We started with a strategic assessment of business processes to understand the client’s requirements of a successful solution. We interviewed business stakeholders and real estate experts to identify key requirements.
Our data scientists used three models to address the contract intelligence challenges:
- First, we developed a machine vision model using convolutional neural networks (CNNs) to visually scan over the documents to identify locations of key areas in contracts. A machine learning classifier then determine if those areas contain signatures, stamps, barcodes, or tables among others. Identified areas are extracted and made available for search.
- Second, we implemented custom language models specifically trained on contract language to correct any OCR errors that were introduced by commercial software.

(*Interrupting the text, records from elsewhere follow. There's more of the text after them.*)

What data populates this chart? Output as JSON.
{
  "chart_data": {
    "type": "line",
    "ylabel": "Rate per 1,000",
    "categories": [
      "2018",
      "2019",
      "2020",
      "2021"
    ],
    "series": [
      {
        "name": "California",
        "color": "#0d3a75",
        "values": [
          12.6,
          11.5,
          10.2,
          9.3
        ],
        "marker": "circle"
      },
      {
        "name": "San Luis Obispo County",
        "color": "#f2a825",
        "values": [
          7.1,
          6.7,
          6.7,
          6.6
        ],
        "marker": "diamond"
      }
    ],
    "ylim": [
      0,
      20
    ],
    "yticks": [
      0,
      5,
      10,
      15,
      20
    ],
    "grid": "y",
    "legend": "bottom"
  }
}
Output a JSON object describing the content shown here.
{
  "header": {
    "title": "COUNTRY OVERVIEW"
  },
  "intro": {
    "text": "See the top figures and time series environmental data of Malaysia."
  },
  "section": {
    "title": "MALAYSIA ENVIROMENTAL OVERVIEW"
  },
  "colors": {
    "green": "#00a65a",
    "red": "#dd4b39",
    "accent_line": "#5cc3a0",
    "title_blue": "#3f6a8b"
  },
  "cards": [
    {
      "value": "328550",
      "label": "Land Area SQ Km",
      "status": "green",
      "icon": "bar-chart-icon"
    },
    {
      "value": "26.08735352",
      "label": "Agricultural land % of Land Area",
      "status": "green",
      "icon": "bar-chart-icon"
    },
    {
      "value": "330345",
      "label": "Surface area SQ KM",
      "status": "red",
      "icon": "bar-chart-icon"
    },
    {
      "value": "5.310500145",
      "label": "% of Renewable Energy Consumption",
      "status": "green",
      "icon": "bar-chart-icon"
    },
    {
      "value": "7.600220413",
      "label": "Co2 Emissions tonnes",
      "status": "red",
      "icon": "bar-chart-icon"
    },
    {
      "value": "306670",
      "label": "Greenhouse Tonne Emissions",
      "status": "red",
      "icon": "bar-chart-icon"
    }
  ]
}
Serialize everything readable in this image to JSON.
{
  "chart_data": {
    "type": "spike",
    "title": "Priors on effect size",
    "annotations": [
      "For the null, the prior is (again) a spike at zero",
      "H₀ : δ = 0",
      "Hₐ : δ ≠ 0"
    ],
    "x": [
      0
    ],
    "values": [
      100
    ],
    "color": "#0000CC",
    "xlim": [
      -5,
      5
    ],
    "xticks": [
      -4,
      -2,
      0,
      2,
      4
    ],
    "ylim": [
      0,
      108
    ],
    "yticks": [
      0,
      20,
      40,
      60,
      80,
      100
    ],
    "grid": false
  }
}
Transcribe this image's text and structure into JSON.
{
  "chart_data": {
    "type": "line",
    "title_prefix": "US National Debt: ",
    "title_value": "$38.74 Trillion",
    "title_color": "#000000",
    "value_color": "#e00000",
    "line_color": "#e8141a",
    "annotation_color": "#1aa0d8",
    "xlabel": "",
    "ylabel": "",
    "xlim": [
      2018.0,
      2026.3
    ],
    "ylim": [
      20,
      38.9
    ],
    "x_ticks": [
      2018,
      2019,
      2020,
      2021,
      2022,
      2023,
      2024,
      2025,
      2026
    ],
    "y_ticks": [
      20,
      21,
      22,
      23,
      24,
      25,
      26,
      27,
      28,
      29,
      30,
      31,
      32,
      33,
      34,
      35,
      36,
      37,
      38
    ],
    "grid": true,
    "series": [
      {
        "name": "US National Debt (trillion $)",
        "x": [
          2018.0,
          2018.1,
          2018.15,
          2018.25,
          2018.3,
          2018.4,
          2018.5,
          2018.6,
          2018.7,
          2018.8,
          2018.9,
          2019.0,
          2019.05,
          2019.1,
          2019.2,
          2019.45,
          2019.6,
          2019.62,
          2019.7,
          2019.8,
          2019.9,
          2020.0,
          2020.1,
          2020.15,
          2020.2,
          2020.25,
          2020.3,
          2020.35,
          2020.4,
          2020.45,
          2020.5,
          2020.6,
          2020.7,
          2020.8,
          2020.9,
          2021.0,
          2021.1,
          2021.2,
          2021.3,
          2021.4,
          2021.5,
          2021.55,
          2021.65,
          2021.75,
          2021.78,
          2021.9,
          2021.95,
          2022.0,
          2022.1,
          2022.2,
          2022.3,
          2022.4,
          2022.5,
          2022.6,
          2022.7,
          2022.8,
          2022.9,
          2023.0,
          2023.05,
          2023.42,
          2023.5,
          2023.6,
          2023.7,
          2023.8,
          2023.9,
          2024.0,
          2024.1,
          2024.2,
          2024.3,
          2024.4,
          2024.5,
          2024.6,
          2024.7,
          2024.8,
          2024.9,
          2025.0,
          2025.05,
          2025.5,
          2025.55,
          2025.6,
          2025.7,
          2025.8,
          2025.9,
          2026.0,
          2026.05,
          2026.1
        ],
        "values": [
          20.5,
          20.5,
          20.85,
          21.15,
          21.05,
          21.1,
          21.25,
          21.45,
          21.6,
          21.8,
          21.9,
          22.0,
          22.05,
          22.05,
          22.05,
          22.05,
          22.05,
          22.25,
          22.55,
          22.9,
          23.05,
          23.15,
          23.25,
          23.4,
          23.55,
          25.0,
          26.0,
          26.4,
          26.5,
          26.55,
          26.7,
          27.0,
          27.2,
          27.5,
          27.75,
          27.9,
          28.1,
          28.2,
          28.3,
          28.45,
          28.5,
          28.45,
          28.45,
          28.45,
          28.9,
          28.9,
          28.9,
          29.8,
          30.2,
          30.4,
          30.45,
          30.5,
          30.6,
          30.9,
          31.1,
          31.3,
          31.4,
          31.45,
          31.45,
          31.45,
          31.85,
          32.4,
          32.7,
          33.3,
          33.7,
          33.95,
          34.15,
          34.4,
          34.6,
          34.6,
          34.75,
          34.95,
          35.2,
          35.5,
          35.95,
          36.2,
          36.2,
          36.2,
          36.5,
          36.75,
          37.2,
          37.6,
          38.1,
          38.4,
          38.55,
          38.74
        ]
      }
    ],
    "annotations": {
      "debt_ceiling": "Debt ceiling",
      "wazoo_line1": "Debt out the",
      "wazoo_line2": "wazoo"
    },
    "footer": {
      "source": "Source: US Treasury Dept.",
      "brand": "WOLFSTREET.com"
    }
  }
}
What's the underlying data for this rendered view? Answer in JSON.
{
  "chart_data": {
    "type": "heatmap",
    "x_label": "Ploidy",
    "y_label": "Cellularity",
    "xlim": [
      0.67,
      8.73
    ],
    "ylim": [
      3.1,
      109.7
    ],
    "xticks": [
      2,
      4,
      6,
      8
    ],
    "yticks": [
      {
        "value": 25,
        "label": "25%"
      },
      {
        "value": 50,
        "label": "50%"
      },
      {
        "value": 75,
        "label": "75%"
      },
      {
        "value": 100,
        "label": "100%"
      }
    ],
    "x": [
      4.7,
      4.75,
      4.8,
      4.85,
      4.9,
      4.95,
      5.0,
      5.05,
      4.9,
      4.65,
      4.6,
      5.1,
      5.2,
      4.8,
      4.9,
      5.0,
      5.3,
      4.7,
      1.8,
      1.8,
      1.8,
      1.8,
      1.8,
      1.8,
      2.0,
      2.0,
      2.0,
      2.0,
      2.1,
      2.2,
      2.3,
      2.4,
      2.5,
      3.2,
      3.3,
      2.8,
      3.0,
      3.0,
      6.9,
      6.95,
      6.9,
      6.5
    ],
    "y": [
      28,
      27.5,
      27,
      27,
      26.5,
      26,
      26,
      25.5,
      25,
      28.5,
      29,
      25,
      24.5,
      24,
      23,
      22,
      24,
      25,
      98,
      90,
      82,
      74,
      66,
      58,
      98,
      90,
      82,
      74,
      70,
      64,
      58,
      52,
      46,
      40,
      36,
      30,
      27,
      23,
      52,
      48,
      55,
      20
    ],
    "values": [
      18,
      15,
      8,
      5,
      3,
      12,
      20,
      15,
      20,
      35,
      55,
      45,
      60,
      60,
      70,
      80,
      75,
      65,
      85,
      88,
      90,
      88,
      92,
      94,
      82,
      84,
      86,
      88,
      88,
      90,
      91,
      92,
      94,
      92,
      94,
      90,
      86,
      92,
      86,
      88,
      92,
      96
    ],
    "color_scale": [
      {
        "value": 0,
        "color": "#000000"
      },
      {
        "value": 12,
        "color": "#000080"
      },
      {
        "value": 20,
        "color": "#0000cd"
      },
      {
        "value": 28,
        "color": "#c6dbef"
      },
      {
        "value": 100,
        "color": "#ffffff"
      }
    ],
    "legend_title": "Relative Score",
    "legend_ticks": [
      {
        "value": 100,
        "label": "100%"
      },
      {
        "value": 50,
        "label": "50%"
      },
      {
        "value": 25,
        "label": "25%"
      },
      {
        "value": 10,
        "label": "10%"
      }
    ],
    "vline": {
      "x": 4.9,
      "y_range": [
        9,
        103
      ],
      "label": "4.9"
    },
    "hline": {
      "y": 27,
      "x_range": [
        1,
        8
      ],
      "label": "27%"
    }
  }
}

In this process, we identified cost savings by replacing the commercial OCR software with open source software. Our implementation achieved better results, while saving 100% of the commercial software’s licensing cost.
- Third, we augmented pre-trained NLP models to focus on real estate contract language to extract entities and relationships between entities of interest.
With these models in place, we were able to extract the full text and real estate specific metadata from every document.
Our platform architects designed and implemented a cloud-based environment that scales with the volume of documents. The environment:
- Dynamically scales up during peak times, and scales back during low usage times to minimize cloud costs.
- Extracts all data using the ML/AI models and indexes all documents, giving users of the platform the ability to search for any and all entities across all document.
- Implements APIs to make all functionality available to an existing document management system.
- Creates alerts and notifications based on the status and content of contracts. If a contract is missing vital information, an alert is issued to the responsible real estate agent.